Make it easy (and therefore less costly) to make a video driver, and more vendors will do it. With the current undocumented mess of partial functionality, I'm not at all surprised that most aren't willing to bother with it when all it gets them is an additional 1% of sales. (remember that most linux users will buy video cards, driver or no driver) Somewhere there's an equation that determines if that 1% of sales will generate more money than it cost to develop that driver, and if you lower the cost of developing that driver enough, then it will become less than the revenue generated by that 1% of sales, and those drivers will begin being made.
You also have to make sure that that driver API will work on all Linux systems that support it. If it doesn't, and people start calling tech support because the latest Linux kernel is refusing to work correctly with the driver, then the money from that 1% of sales disappears again.
That's where I'm at with this game I want to make. If I'm going to sell it, then it damned well better work for everyone. The fact that they get to try it as shareware first doesn't matter. No one wants to buy it, then upgrade SDL (or whatever it uses), or buy a new computer, and find that it no longer works the same, and I don't want to deal with people emailing me saying things like "on my old computer I could switch to 320x240 mode, but on my new one when I do that all it does is run in a little 320x240 window, it doesn't run full screen, and since I payed for this game I demand that you fix this." There's nothing I can do about the fact that their new Linux distribution runs X in framebuffer mode and therefore it's no longer able to switch video modes.
That's why I think that game developers stay away from Linux. In Windows they can make their games work exactly the same for everyone, in Linux, some features will work on some systems but not on others, and there's really nothing they can do about it. When Linux ditches ALSA for something new the same way it ditched OSS for ALSA, the sound is going to stop working, and then they have to go and release a new version of the game to avoid upsetting their customers.
Linux games tend to suck, but it's not from a lack of effort on the part of the people writing the games, it's just that making anything a really nice piece of software is really difficult in Linux. You would think that the fact that someone has never seen a really good Linux game that runs on everybody's system would indicate to people that writing such a game is impossible, but somehow they insist that it is possible and it's only not being done because the game developers are *** buddies with Microsoft.

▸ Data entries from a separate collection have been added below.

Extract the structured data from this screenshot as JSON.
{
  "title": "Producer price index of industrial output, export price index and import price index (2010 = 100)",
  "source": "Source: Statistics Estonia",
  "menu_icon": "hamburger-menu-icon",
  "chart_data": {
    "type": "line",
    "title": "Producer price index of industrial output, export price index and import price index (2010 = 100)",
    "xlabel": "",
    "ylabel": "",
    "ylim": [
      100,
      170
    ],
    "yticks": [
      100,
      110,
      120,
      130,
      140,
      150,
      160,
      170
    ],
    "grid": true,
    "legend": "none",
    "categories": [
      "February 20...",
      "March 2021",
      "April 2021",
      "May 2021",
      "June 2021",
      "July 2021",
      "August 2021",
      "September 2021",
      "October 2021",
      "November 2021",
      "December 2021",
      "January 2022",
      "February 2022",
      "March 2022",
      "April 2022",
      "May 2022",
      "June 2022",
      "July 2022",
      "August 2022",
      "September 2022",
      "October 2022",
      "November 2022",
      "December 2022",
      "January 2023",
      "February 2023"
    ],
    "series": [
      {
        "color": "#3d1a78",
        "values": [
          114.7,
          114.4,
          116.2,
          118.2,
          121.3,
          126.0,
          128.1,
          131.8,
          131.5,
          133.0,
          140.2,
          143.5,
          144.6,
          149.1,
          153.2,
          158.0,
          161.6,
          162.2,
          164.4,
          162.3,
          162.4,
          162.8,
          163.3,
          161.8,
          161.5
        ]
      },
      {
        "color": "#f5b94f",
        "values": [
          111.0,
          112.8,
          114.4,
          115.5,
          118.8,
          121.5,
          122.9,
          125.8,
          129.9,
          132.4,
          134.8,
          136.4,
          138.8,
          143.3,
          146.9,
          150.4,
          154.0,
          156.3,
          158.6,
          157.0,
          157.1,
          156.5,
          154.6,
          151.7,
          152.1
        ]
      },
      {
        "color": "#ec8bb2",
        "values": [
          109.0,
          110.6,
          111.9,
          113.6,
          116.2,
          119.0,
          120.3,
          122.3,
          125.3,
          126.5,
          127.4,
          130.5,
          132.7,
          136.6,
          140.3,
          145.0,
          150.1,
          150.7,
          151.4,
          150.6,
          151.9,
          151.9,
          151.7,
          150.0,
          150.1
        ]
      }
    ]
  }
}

What Linux people need to realize is that if a nuclear bomb was dropped on Redmond WA tomorrow, Linux would still suck just as much as it does sucks today. It's not Windows's fault that Linux sucks, it's Linux's fault. All the video drivers in the world wouldn't change that.
The closest they've come is someone made the kernel so that at bootup it'll make _one_ VESA call to switch to _one_ graphics mode. Once it's in that mode, it stays in that mode forever.
Not quite. Have a look at svgalib or SVGATextMode.
That's not the kernel. I was talking about the kernel's use of VESA.
For some reason calling the VESA BIOS after boot is out of the question.
Natch! VESA BIOS is real-mode code, not pmode.
Attitudes like that are exactly what's wrong with Linux. That's like refusing to use DOS Edit (real mode) because it's not Notepad (protected mode) and instead hacking together a bunch of different things which when combined make a system of which you can usually find one or two members that will output the text document that you want. That's a stupid thing to do when all you've got to do is start a DOS session and use DOS Edit.